Le pyjama

Madame Nati a l’immense bonté d’âme de venir chaque mercredi, faire le lavage et du ménage dans la ouache. Elle a des comportements bien maternels et n’hésite pas à me houspiller si je ne respecte pas ses consignes.

Aussi le mercredi matin, je fais scrupuleusement le tour de mes poches à la recherche du moindre papier-mouchoir. Sinon c’est l’engueulade assurée. Hier en faisant le tri, l’odeur m’est revenue comme sa réelle présence.

J’ai un pyjama de soie que je garde pour les grandes occasions. Il est très beau et détourne le regard de mes rondeurs peu gracieuses, met du flou autour des blessures que m’a infligées le temps. C’est mon habit de lumière pour affronter la charge de la passion, sans paraitre trop ridicule.

Bien sûr, je ne le porte jamais très longtemps, il est fait pour être enlevé dans la fièvre et rendre désirable mes excès de chair, cacher jusqu’au dernier moment l’indélicat, un emballage pour faire de l’acte de se joindre, un cadeau à la vie.

C’est une seconde peau, un peu plus sombre, un peu plus froide, pour que la chaleur de mon désir ne brule pas, n’éloigne pas celle que je tente de rapprocher.
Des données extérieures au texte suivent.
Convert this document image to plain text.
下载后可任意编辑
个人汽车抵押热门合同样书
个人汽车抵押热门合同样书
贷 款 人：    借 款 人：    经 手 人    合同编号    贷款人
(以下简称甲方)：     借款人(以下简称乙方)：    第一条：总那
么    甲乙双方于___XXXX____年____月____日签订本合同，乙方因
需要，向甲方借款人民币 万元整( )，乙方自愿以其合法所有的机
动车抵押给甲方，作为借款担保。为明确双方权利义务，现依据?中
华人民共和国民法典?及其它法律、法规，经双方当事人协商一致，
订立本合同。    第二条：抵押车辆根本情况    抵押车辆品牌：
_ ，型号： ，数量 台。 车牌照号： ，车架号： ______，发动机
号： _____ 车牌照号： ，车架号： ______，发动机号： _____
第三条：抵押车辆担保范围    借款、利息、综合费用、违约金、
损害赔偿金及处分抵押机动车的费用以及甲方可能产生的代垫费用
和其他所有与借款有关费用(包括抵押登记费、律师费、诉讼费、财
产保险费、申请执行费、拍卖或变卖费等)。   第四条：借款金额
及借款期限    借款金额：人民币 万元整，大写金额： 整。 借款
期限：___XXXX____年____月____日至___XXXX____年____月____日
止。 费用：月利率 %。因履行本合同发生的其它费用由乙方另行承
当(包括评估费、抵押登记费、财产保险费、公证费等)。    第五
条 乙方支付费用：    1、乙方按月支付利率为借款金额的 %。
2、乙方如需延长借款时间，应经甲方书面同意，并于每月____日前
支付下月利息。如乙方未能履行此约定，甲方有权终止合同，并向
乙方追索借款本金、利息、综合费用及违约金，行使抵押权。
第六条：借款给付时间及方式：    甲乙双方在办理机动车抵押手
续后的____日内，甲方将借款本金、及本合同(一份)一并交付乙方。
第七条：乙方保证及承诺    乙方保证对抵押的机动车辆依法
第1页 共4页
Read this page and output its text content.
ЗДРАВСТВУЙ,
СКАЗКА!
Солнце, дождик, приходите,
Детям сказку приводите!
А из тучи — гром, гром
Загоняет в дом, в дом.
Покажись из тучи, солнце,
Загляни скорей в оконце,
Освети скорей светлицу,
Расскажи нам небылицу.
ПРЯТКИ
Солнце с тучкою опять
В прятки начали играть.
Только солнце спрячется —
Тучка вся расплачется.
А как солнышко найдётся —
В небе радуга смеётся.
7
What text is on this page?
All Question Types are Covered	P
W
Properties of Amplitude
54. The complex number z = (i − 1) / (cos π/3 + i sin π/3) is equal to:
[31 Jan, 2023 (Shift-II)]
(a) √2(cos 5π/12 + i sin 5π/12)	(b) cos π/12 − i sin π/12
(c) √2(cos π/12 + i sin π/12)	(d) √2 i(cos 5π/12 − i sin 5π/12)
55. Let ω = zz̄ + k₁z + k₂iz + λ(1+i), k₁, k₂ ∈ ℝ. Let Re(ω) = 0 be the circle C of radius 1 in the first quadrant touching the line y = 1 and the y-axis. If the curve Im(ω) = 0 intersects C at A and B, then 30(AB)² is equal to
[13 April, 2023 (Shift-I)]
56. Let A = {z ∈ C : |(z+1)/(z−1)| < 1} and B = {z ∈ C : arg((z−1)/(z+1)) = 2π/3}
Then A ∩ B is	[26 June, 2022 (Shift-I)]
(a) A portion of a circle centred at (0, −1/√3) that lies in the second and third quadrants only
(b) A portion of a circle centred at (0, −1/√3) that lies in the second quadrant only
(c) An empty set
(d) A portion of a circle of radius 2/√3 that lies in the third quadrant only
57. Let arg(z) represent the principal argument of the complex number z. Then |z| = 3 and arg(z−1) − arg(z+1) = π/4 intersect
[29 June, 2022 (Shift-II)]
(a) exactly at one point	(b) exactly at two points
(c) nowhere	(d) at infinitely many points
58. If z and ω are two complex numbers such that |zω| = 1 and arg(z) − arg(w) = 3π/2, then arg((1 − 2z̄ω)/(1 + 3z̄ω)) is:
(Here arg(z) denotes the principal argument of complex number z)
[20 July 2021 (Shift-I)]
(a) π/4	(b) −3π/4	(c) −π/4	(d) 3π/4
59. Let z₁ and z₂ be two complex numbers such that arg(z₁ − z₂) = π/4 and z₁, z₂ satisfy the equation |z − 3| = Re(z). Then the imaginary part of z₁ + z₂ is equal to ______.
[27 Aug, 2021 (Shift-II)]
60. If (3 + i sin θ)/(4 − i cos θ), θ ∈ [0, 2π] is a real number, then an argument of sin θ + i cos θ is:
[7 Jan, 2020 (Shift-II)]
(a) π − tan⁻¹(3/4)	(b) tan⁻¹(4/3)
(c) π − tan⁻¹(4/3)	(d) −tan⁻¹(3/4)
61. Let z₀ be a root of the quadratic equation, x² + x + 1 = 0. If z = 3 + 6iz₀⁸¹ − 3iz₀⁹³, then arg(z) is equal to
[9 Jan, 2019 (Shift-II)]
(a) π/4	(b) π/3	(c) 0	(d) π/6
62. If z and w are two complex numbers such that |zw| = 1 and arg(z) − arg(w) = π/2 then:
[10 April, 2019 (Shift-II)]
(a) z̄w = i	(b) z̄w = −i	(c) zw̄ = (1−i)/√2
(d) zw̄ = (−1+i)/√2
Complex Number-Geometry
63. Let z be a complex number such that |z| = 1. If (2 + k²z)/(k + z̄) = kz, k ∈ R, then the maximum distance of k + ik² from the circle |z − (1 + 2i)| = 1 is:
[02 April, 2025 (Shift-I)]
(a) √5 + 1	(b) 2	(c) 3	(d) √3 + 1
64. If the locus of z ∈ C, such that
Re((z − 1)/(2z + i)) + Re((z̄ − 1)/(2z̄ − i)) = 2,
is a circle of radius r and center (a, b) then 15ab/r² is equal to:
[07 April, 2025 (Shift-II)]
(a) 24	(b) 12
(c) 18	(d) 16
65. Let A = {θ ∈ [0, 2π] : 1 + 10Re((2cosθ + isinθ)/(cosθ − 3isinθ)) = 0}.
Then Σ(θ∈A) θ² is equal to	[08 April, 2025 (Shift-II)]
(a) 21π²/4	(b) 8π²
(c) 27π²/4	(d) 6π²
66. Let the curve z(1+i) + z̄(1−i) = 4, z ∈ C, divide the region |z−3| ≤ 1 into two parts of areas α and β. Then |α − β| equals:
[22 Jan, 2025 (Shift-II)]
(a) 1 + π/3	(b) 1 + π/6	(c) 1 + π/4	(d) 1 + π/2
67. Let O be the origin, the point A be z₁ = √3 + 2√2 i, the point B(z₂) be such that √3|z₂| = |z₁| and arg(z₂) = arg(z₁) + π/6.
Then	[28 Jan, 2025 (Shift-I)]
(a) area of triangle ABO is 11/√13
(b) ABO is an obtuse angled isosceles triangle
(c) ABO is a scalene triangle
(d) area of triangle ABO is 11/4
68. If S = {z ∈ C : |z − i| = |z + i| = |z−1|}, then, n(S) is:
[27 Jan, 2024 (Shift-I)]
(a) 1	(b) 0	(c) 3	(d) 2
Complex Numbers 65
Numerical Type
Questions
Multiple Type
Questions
Cette seconde peau touchera la sienne, deviendra une caresse et un souvenir de la caresse, jusqu’à ce qu’on la laisse sur le plancher, pour enfin se joindre.

Alors, c’est son odeur que je retrouve dans ce bout de tissus à mettre au lavage. Ce fragrense si particulière, fait de ce qu’elle veut, son parfum, fait de ce qu’elle est, son corps et du désir qu’elle exprime. Impossible d’effacer cela volontairement, ce serait la trahir. Ce serait détruire ce qu’il reste de doux de nous, ce souvenir.

Alors, j’ai caché le pyjama derrière des livres de la bibliothèque, et je peux aller m’y plonger le nez quand je veux. Je sais, je suis poussière… et bientôt ce souvenir sentira aussi la poussière. Mais avant, laissez-moi sentir, pleurer un peu et être heureux.